Question

If $y=\tan^{-1}x+\cot^{-1}x+\sec^{-1}x$, then $y=$?

• A. $(0,x)$
• B. $\left[\frac{\pi}{2},\frac{3\pi}{2}\right]$
• C. $(0,x)$
• D. $\left[0,\frac{\pi}{2}\right]$

Answer 1

Answer: (B)

$\left[\frac{\pi}{2},\frac{3\pi}{2}\right]$

Answer 2

The function is $y=\tan^{-1}x+\cot^{-1}x+\sec^{-1}x$. The domain of the function is $(-\infty, -1] \cup [1, \infty)$. Using the identity $\tan^{-1}x+\cot^{-1}x = \frac{\pi}{2}$, the function simplifies to $y = \frac{\pi}{2} + \sec^{-1}x$ for $x$ in its domain.
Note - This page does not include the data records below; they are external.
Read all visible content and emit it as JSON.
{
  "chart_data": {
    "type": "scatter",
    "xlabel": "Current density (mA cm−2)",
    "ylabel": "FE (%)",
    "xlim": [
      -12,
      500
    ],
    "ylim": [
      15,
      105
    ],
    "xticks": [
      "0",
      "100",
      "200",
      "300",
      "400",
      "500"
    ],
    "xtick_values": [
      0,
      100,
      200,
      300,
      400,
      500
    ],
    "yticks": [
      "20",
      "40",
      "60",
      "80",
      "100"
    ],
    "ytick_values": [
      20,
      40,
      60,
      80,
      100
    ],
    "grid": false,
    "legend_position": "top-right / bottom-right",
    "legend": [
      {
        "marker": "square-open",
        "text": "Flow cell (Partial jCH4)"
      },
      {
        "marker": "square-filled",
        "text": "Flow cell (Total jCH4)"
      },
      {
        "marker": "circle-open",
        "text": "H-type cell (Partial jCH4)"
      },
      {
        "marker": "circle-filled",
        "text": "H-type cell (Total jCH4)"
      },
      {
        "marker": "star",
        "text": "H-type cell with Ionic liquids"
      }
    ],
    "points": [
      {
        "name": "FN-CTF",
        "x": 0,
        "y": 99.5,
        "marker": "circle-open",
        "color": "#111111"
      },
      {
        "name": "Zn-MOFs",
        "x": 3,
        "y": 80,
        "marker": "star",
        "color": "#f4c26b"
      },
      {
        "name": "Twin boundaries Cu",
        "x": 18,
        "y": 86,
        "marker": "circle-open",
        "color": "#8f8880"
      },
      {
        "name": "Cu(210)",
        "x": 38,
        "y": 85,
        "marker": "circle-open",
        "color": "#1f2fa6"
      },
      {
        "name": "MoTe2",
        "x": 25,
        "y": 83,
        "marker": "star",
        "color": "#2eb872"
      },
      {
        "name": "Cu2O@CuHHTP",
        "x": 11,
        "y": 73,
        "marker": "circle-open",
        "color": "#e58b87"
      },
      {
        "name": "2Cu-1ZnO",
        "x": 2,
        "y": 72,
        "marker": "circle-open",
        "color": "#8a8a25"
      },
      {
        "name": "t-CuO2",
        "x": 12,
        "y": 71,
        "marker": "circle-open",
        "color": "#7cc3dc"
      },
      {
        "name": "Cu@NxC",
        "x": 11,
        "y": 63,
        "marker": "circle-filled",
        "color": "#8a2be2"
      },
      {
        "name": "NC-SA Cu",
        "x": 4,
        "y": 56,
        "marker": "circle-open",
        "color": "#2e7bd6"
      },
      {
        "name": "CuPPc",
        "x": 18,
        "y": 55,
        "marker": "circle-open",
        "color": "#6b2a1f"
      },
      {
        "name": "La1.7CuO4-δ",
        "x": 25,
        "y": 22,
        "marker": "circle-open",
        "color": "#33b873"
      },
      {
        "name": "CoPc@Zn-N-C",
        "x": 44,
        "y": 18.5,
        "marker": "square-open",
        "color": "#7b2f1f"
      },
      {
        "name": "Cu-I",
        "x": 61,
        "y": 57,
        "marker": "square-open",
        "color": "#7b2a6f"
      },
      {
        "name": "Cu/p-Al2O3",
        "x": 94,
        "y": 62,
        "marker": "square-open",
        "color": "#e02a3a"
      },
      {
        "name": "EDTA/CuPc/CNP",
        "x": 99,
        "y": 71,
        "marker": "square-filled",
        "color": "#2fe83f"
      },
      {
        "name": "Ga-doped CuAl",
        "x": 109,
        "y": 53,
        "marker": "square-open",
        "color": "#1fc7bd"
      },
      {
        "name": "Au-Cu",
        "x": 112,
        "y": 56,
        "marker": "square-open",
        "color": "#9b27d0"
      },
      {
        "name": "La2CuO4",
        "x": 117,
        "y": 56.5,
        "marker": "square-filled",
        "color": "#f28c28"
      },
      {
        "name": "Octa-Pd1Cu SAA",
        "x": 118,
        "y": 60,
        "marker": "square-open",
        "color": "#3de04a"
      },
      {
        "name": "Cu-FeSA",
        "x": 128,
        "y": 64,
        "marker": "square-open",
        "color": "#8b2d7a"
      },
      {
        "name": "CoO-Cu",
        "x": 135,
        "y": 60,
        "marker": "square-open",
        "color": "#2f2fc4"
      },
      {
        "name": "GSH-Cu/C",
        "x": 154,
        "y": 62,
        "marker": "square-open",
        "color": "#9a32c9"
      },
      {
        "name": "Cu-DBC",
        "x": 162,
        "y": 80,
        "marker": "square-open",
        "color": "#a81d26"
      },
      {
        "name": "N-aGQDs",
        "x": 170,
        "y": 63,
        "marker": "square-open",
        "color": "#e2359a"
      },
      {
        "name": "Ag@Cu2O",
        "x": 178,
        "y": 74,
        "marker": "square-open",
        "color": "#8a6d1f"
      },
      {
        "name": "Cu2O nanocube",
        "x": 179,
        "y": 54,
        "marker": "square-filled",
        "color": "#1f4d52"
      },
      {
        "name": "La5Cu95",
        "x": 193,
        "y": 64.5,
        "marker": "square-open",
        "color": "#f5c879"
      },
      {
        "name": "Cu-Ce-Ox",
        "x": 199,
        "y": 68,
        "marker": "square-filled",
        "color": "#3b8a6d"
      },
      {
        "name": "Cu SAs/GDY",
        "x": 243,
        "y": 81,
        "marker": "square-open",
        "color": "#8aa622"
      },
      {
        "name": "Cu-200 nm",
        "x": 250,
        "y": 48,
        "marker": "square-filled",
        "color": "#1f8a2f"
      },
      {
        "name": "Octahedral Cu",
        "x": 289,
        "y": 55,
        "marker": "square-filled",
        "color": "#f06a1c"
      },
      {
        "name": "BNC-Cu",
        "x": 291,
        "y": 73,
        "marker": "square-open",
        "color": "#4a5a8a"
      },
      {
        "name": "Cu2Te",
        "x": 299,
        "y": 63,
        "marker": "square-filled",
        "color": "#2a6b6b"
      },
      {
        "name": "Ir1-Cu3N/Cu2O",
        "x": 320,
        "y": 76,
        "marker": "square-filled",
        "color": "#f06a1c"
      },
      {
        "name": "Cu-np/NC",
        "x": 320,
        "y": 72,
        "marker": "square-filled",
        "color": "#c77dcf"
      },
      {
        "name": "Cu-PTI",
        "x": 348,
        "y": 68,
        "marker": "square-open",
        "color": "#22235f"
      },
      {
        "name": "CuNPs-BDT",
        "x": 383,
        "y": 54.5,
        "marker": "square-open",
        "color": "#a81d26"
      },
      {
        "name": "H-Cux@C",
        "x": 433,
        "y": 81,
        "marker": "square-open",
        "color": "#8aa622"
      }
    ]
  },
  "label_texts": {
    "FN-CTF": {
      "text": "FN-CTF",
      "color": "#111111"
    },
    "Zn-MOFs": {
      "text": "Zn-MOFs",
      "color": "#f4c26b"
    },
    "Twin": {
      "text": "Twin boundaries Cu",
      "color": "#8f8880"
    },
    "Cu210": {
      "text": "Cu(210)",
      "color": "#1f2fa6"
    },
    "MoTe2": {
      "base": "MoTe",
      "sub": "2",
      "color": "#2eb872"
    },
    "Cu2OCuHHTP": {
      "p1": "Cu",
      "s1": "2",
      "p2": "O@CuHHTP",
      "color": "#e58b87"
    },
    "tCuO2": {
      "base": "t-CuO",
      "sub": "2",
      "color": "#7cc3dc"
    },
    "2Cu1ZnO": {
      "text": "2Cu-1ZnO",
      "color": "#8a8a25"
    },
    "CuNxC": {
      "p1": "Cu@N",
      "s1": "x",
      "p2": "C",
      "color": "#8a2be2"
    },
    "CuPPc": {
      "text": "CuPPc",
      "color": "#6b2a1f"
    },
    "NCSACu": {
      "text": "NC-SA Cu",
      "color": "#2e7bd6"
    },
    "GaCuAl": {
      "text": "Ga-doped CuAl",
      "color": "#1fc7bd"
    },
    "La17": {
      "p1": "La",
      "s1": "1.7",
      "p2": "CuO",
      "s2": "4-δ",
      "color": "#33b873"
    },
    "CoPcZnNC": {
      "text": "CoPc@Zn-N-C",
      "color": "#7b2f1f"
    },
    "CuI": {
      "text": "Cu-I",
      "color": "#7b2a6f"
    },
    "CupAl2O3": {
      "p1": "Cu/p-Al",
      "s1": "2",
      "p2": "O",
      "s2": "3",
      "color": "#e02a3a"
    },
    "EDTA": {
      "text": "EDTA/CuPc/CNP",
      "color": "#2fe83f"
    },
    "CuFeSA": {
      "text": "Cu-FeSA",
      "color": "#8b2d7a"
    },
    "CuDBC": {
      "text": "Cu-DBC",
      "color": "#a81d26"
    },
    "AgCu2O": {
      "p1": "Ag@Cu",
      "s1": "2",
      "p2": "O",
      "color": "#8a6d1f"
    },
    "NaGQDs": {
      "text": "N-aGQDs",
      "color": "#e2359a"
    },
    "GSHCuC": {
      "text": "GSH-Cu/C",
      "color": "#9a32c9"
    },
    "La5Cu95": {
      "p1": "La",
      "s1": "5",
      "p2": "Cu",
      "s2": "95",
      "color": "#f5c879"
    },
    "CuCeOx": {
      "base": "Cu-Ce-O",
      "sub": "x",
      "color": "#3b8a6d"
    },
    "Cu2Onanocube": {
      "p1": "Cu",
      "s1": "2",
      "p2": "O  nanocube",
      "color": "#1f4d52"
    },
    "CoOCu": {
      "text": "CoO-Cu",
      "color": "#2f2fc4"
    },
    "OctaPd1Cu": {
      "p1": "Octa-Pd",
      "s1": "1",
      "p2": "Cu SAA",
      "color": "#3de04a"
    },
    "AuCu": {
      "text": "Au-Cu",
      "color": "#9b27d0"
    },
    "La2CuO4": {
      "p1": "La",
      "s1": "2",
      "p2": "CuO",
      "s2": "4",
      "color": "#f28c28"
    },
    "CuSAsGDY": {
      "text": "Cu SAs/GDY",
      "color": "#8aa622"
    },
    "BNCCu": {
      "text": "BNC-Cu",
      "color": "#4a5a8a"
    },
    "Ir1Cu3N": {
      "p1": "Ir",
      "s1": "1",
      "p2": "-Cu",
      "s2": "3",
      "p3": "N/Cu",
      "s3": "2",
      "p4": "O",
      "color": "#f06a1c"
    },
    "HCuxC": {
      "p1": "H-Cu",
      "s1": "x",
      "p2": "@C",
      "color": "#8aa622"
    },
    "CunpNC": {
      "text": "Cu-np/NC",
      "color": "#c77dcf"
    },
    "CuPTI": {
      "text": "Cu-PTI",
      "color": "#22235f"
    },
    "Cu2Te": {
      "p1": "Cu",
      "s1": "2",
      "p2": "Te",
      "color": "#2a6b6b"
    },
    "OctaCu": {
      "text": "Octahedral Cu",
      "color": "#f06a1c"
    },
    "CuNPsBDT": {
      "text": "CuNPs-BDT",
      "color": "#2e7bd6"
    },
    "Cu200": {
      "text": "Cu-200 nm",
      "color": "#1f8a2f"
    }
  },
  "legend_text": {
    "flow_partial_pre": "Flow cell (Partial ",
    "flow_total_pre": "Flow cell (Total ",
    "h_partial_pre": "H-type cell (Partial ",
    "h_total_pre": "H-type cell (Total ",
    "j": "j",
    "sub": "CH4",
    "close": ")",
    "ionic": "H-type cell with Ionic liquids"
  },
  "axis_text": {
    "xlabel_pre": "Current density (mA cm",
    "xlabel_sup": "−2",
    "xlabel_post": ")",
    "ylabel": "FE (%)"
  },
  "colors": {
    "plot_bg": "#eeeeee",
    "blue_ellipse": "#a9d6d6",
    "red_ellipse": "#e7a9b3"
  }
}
The range of $\sec^{-1}x$ for $x \in (-\infty, -1] \cup [1, \infty)$ is $[0, \frac{\pi}{2}) \cup (\frac{\pi}{2}, \pi]$. Adding $\frac{\pi}{2}$ to this range gives the range of $y$ as $[\frac{\pi}{2}, \pi) \cup (\pi, \frac{3\pi}{2}]$. This range is a subset of the interval $[\frac{\pi}{2}, \frac{3\pi}{2}]$. Among the given options, $[\frac{\pi}{2}, \frac{3\pi}{2}]$ is the interval that contains the range of $y$.